Later CIA documents and historical studies confirm that much of the strategy laid out in these memos were carefully implemented and developed. One example among many can be seen in a 1997 classified internal CIA study called, Managing a Nightmare: CIA Public Affairs and the Drug Conspiracy Story. The now declassified paper was authored by the agency’s Center for the Study of Intelligence, which is a kind of in house think tank which also works closely with CIA Public Affairs – the official media relations wing.

“Managing a Nightmare” details the steps the CIA went through to crush California journalist Gary Webb’s investigative series exposing CIA-Nicaraguan Contra drug running. The CIA report boasted of “a ground base of already productive relations with journalists” which was leveraged to quell “a genuine public relations crisis.” It also admitted to using proxies and friendly journalists in major news rooms to attack both Gary Webb and his investigative story.

Former CIA agent and author Kevin Shipp told me that he believes the CIA once had high standards and looked after the best interest of the country, but after the Cold War he thinks the agency began to do things to justify its existence.  His books are a keen insight into what the CIA used to be.

What the CIA has become is largely a propaganda wing of the Deep State with the former head of the CIA John Brennan basically calling for what amounts to be coup of President Donald Trump if Special Robert Mueller is fired.

The CIA has infiltrated our media, as well as hacks our computers, even those not connected to the internet.

The Central Intelligence Agency’s Operation Mockingbird (for more on that, click here and here) sought to control the mainstream media.
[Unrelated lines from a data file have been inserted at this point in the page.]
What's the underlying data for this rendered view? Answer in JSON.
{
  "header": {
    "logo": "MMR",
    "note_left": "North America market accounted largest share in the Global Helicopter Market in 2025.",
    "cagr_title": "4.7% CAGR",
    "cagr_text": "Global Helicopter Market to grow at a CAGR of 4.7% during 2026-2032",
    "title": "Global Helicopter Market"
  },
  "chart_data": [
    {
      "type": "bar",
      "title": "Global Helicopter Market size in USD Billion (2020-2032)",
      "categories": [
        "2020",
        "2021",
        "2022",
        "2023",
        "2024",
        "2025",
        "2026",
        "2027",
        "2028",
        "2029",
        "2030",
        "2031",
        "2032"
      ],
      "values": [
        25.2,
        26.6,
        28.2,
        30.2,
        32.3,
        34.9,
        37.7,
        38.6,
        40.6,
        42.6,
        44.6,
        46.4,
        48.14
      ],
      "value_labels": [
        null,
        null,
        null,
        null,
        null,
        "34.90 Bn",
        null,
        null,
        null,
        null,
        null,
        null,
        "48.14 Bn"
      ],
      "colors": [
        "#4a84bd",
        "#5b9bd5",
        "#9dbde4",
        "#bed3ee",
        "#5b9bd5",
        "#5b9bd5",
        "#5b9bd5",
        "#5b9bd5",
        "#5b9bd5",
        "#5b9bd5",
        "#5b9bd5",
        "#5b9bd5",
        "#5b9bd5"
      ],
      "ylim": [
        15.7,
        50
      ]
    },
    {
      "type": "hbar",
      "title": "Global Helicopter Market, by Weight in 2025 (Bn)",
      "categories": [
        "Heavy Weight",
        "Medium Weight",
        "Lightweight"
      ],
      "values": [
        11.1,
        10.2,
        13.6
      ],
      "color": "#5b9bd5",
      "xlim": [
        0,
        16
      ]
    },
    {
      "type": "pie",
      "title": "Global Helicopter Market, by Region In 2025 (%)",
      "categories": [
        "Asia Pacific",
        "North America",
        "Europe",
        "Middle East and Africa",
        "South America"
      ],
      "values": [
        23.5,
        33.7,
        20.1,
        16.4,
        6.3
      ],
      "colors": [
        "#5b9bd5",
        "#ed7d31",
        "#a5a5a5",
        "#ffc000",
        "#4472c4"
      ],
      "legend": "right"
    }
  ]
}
Dr. Udo Ulfkottea top German journalist, told the world that went on public television stating that he was forced to publish the works of intelligence agents under his own name, also adding that noncompliance with these orders would result in him losing his job.

Inside of a year, Dr. Udo Ulfkotte died of an apparent heart attack at age 56.

Don’t forget the CIA has its own heart attack gun.

There is more than enough evidence to confirm that the CIA has its tentacles in American media and that is not a good thing for freedom of the press nor for the free flow of information.